Außerdem forderte am liebsten Unmögliches: Das nun endlich Schluss sei mit dem Skandal des menschlichen Todes, der jede Minute unseres Lebens bestimmt. Nun ist Kunst immer ein Kampf gegen den Tod, ein aussichtsloser dazu. Sieh das beizeiten ein, sei demütig, lebe, als würdest du morgen schon sterben, hinterlasse Baum, Haus, Kind. So lange jemand an dich denkt, lebst du ja weiter im Gedächtnis der Menschheit.
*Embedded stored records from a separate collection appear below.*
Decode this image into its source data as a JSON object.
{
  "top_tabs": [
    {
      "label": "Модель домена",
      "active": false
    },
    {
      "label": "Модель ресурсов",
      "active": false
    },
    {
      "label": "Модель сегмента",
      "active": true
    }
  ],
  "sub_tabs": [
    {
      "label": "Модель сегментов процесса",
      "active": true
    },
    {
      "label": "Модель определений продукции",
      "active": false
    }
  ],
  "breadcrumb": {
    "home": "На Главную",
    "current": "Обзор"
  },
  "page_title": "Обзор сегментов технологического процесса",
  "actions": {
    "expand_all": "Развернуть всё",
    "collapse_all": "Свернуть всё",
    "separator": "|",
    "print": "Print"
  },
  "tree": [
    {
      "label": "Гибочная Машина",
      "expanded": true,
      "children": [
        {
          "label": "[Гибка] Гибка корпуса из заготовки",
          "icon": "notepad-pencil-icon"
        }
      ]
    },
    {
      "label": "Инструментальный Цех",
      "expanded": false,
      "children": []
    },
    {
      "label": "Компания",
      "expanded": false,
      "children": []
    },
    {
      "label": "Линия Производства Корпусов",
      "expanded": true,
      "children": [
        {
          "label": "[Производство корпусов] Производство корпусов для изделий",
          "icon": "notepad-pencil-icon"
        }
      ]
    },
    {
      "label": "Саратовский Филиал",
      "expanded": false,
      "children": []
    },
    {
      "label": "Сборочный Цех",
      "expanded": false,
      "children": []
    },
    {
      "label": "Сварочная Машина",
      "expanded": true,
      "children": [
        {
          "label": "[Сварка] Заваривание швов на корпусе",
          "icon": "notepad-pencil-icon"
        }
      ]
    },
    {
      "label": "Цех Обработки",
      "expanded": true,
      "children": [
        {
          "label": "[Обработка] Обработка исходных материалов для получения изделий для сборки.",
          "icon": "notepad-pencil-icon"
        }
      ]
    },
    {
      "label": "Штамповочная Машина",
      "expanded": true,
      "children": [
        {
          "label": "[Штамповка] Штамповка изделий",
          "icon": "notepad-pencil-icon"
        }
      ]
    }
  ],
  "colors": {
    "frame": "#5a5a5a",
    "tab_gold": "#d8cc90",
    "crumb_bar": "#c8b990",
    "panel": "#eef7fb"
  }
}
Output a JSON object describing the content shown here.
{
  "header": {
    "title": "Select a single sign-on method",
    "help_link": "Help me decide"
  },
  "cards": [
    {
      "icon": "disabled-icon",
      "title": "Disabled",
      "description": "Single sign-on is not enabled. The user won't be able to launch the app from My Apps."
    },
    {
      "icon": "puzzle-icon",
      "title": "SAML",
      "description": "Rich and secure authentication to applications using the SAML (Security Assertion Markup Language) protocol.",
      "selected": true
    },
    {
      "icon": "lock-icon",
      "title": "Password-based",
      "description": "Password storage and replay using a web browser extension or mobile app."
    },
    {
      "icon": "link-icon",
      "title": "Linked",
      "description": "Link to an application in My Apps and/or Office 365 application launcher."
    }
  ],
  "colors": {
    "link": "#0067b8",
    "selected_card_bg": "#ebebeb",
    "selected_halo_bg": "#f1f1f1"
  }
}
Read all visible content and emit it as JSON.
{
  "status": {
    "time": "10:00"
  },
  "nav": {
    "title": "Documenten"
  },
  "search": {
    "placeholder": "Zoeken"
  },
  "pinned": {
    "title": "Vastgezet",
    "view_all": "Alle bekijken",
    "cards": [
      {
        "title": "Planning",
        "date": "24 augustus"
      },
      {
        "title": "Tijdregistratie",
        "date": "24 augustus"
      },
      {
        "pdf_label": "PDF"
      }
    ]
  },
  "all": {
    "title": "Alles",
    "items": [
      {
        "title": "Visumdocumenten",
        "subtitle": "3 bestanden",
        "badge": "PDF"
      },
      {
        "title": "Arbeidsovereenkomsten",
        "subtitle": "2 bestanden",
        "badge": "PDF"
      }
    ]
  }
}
Schlingensief fand sich damit nicht ab. Er forderte den Tod frech heraus, und als er schon im Sterben lag, inszenierte er mit allem Pomp und allem Glanz und Gloria seine »Kirche der Angst vor dem Fremden in mir« mit Prozessionen, Päpsten und Gesängen und mitten drin mit einem Röntgenbid seiner eigenen schon zerfetzten Lunge. Wer das gesehen hat, dieses wahnwitzige Opern-Kino-Kunstereignis, der begann plötzlich an allem zu zweifeln, was er bisher über den Tod gewusst zu haben glaubte, wie all die Milliarden Menschen in der Geschichte unserer Art, die schon gestorben sind und sich ihrer elementaren Angst vor dem Tod nur mit der Erfindung und Ausschmückung eines schöneren Jenseits retten konnten, das sogar Selbstmordattentäter mit Jungfrauen und Schalmeien tröstet. Das alle Kunst ein Versuch ist, den Tod zu überwinden erweiterte Schlingensief endlich zu einer offenen Feldschlacht gegen die Mächte der Vergänglichkeit. In der ersten Minute nach der Geburt, sagt man, beginnt das Sterben und jeder wird sich an den Augenblick erinnern in seinem Leben (meist in der Pubertät) in dem er begriffen hat, dass auch er sterben wird.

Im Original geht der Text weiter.